Федулов сошел с последней ступеньки и, не дожидаясь Марселы, шагнул на залитую солнцем террасу. Он благодушно зажмурился, увидев людей, не обремененных темными страстями. Срамное происшествие отдалилось и растаяло в ярком солнечном свете.
— Похоже, будет дождь, — сказал Федулов, услышав, как громыхнуло где-то за лесом. И ему стало легко от простоты к необязательности этих слов. Будет дождь, не будет дождя — так ли уж это важно. Никто не укорит его, не попрекнет. — Надо сказать Вале, чтобы белье убрала, — Федулов кивнул на веревку, увешанную детскими майками, трусиками, платьицами.
— А где Марсела? — спросил Адуев.
— Где-то здесь, — беззаботно ответил Федулов и с облегчением понял, что слова эти он произнес с искренней беззаботностью, да и правдивыми слова оказались — Марсела действительно была где-то рядом. Может, еще в сенях, может, на кухню прошла, чтобы снять с себя сухие травинки, прилипшую паутинку — следы недолгого ее пребывания на чердаке.

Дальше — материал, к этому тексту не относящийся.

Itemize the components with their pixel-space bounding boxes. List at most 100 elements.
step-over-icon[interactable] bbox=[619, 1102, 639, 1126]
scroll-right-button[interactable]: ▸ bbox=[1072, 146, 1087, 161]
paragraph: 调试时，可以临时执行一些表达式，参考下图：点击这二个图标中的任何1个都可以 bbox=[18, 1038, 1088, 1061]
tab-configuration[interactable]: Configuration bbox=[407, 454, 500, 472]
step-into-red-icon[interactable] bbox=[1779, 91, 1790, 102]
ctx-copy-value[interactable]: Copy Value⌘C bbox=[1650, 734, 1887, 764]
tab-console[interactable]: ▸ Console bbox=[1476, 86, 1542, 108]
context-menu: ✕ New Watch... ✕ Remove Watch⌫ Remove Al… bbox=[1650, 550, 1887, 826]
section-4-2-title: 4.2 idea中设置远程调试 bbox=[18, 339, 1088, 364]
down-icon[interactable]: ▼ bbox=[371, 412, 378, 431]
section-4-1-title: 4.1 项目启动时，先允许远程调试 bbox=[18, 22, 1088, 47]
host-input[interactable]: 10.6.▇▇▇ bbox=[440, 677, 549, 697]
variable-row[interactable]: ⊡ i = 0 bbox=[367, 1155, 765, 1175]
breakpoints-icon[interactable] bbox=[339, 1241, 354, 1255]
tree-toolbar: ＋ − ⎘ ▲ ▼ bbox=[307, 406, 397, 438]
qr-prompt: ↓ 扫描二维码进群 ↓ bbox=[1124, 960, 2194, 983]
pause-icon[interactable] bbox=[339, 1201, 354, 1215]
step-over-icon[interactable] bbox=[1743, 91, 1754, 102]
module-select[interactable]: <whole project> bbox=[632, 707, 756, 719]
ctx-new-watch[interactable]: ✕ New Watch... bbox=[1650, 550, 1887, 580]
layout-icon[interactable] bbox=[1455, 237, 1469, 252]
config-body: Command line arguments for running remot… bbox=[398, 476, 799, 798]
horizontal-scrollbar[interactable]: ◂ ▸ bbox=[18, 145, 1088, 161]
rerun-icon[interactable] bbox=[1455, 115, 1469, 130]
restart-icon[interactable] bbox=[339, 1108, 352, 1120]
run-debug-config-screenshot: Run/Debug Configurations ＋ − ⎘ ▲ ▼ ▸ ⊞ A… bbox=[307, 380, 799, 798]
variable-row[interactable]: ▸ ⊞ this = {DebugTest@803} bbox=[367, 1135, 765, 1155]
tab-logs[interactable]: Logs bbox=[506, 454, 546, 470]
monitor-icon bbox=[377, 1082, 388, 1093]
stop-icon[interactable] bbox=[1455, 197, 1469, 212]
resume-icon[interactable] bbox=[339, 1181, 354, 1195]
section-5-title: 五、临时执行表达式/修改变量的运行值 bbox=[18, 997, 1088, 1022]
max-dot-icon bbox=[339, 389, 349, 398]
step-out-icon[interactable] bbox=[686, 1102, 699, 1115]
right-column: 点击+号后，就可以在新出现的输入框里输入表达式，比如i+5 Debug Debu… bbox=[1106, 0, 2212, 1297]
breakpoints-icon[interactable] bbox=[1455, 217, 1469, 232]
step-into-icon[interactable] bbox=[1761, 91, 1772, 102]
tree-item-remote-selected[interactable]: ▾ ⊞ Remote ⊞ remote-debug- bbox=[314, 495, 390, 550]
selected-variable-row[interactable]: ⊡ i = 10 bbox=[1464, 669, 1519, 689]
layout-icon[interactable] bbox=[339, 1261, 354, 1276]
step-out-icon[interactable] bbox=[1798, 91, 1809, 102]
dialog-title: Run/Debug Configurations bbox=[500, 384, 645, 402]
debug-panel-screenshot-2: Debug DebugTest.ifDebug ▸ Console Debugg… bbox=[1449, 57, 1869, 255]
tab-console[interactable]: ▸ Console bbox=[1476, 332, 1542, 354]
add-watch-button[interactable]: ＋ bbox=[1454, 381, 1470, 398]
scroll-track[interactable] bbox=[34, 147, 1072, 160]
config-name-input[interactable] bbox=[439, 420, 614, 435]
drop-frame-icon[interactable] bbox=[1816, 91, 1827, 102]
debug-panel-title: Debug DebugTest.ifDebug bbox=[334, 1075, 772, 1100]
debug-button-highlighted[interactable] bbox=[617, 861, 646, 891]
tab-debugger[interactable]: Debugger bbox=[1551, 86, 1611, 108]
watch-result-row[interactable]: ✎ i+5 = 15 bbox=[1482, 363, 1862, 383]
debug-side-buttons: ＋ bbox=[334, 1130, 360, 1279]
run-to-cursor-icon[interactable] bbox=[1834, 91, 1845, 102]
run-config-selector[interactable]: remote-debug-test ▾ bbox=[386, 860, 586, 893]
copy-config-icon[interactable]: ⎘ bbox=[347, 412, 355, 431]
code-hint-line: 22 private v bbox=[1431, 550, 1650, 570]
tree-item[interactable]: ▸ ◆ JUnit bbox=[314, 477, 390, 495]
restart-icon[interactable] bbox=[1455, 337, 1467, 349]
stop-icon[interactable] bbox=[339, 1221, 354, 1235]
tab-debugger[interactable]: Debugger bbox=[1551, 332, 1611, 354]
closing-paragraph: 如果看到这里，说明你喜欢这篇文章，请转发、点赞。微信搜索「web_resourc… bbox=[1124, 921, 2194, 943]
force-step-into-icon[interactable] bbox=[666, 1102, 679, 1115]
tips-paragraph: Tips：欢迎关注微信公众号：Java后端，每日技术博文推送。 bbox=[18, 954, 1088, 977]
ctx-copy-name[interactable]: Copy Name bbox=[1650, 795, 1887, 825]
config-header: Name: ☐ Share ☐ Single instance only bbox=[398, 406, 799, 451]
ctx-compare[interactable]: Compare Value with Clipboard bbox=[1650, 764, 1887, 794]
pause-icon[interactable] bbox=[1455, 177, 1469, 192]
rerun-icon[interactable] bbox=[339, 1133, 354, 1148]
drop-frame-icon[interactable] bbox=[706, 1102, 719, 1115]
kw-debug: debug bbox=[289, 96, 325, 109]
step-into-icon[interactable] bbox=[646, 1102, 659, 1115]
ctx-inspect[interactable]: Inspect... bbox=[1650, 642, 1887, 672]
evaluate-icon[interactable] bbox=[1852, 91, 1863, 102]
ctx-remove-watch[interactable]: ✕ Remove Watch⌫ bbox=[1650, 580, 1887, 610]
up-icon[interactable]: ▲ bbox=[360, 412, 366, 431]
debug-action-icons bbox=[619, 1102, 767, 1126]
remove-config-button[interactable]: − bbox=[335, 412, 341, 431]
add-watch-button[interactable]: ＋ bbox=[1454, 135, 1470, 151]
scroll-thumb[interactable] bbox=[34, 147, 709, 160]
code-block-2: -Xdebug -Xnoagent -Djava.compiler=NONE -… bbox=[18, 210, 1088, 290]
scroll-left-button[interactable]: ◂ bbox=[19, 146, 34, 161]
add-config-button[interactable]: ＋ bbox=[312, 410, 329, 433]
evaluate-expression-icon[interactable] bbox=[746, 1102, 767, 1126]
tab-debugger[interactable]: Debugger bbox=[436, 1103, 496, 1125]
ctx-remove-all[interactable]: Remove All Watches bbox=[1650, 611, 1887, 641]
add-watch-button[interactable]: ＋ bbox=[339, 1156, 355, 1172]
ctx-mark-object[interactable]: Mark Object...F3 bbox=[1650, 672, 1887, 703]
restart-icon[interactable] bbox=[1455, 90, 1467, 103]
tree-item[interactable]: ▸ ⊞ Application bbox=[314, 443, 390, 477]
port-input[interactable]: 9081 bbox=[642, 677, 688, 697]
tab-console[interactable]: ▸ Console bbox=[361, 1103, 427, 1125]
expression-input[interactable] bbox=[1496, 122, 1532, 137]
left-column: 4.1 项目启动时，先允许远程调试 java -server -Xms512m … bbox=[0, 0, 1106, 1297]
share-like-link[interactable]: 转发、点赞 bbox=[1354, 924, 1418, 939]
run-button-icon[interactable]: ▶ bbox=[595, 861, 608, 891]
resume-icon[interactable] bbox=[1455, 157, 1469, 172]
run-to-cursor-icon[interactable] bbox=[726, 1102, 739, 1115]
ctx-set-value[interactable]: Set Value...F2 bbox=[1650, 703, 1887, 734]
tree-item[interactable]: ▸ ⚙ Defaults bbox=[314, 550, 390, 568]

Уверенно и жизнеутверждающе, играя румянцем, хранящим дух шампанского, и ягодицами, хранящими бензиновый дух мягкого сиденья, как вестник чего-то светлого и радостного, шествовал по кирпичной дорожке Илья Юрьевич Ошеверов.
Кирпичная дорожка...
Автор прекрасно понимает неуместность этого повтора, но ничего не может с собой поделать, и потом, если уж откровенно, он засел за рукопись вовсе не для того, чтобы изобличить подлого доносчика, ужаснуться или восхититься нравами своих друзей, вовсе нет... Хотелось еще раз, хотя бы мысленно, пройтись но кирпичной дорожке, подняться по мокрым ступенькам, оглянуться на замершие в сумерках флоксы, вслушаться в шуршание листвы под ночным дождем. И все, ребята, и все... Остальное — повод. Только повод. Красноватые кирпичи перемежались черными, прокопченными, между ними светились белые, покрытые бесчисленными слоями извести и мела. Нынешние маломерки лежали рядом с громадными, прошлых времен кирпичами, которые делались вручную и оттого были неодинаковы, отличались и размерами, и цветом, у каждого кирпича был свой изгиб, свои впадины и выступы. Шихин собрал все половинки и четвертушки вдоль заборов, на соседней свалке, прошелся по ближнему лесу и наконец, натянув от крыльца к калитке проволоку, вдоль нее выложил дорожку. Кое-где пришлось стесывать землю, кое-где досыпать, некоторые кирпичи он врыл, в общем, повозился достаточно, но зато и дорожка получилась на славу. С каждым дождем, после каждой весны уходила белизна, смывалась чернь сажи, и постепенно дорожка становилась красновато-теплого цвета. Она теплилась в лучах закатного солнца, пробивающегося сквозь березовую листву, матово поблескивала под луной, увлекая трепетные души в темноту сада, в простые и волнующие тайны. И в каждом кирпиче таился свой свет, скрывалось прошлое — кто провел жизнь в печи, каждый день раскаляясь докрасна, кто в ее основании, и так отсырел, что никакой зной уже не просушит его, кто провалялся годы под забором, вбирая и влагу росы, и тепло солнца, и свет луны, покрываясь зимней изморозью, осенним мхом. Некоторые кирпичи, пролежав жизнь под полом, в сухости и темноте, выглядели новенькими, словно бы только испеченными. В них было даже что-то трогательное — чувствуя, что выглядят лучше других, они словно бы просили к себе снисхождения.